![]() |
Unjuk rasa di Mapolda Sulawesi Selatan |
Celebes Post Makassar, – Puluhan massa yang tergabung dalam Front Pembebasan Rakyat (FPR) menggelar aksi unjuk rasa di depan Markas Kepolisian Daerah (Mapolda) Sulawesi Selatan, Jumat (11/4). Aksi ini merupakan bentuk protes terhadap dugaan keterlibatan Stasiun Pengisian Bahan Bakar Umum (SPBU) 74.902.10 yang berlokasi di Jl. Galangan Kapal, Kaluku Bodoa, Kecamatan Tallo, Kota Makassar, dalam praktik penyelewengan distribusi BBM bersubsidi.
Ketua Umum FPR, Alif Daisuri, dalam orasinya secara tegas mendesak Polda Sulsel untuk segera menindak tegas SPBU yang diduga menjadi bagian dari jaringan mafia BBM bersubsidi. Ia menyebut praktik tersebut tidak hanya melanggar hukum, tetapi juga menindas hak rakyat kecil.
"SPBU ini diduga kuat terlibat dalam pengoplosan dan penyaluran BBM subsidi kepada industri atau pengecer ilegal. Ini jelas pelanggaran serius yang menyakiti rakyat kecil. Aparat penegak hukum tidak boleh tutup mata!" tegas Alif Daisuri.
FPR juga menyoroti lemahnya pengawasan dari aparat kepolisian, khususnya Unit Tindak Pidana Tertentu (Tipiter) Polda Sulsel. Mereka menilai respons Tipiter terlalu lambat dan tidak transparan dalam menindaklanjuti laporan masyarakat.
"Kami minta Kapolda mengevaluasi Kanit Tipiter. Jangan biarkan aparat jadi bagian dari pembiaran sistematis terhadap mafia BBM. Negara harus hadir untuk rakyat, bukan jadi pelindung korporasi nakal," ujar Alif.
FPR menegaskan bahwa jika Polda Sulsel tidak segera mengambil tindakan hukum yang jelas dan terbuka, maka mereka akan menggelar aksi susulan. Salah satu aksi yang telah dijadwalkan adalah unjuk rasa langsung di depan SPBU 74.902.10 dalam waktu dekat. Aksi itu bertujuan untuk memberi tekanan publik sekaligus mendesak pencabutan izin SPBU yang terbukti melanggar.

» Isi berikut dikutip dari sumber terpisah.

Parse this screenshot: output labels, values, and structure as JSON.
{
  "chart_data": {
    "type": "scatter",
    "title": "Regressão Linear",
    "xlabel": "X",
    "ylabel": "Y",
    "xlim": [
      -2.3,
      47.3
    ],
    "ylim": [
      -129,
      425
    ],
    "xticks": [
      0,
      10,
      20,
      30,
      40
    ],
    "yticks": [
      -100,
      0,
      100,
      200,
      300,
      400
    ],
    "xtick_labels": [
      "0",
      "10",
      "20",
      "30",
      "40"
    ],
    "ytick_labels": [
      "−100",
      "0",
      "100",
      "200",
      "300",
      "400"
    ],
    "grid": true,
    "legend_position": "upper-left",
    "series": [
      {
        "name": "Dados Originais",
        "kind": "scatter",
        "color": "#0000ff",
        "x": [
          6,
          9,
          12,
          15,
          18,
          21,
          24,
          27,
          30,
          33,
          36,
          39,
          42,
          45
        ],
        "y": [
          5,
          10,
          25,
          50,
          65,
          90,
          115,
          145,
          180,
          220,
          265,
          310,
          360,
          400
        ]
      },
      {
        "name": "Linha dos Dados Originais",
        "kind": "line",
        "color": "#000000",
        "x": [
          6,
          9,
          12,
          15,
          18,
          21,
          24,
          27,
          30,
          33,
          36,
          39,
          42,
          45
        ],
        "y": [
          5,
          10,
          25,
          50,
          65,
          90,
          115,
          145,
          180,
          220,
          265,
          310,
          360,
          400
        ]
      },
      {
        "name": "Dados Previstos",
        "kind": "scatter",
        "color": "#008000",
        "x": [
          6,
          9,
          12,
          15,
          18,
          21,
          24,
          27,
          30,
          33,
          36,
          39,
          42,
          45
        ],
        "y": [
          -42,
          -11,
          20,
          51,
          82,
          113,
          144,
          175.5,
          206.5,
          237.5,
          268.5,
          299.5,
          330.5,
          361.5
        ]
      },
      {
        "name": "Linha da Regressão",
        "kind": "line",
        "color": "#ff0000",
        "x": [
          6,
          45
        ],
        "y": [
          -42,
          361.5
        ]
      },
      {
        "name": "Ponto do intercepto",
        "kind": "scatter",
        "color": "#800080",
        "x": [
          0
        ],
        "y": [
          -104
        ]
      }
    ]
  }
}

"Kami akan datangi langsung SPBU tersebut. Ini peringatan keras. Jangan main-main dengan hak rakyat atas subsidi BBM," tambah Alif.
Landasan Hukum
Tindakan penyelewengan distribusi BBM bersubsidi melanggar Pasal 55 Undang-Undang Nomor 22 Tahun 2001 tentang Minyak dan Gas Bumi, yang menyebutkan bahwa setiap orang yang menyalahgunakan pengangkutan dan/atau niaga bahan bakar minyak yang disubsidi oleh pemerintah dapat dipidana penjara paling lama 6 tahun dan denda paling tinggi Rp60 miliar.
Selain itu, Peraturan Presiden Nomor 191 Tahun 2014 juga mengatur dengan tegas tentang tata cara pendistribusian BBM bersubsidi, yang hanya diperuntukkan bagi kendaraan berplat hitam pribadi, kendaraan umum, dan nelayan kecil.
FPR mendesak agar aturan ini ditegakkan tanpa pandang bulu. Mereka juga mengimbau masyarakat untuk melaporkan SPBU-SPBU nakal agar tidak ada lagi penyalahgunaan subsidi yang sejatinya adalah hak masyarakat kecil.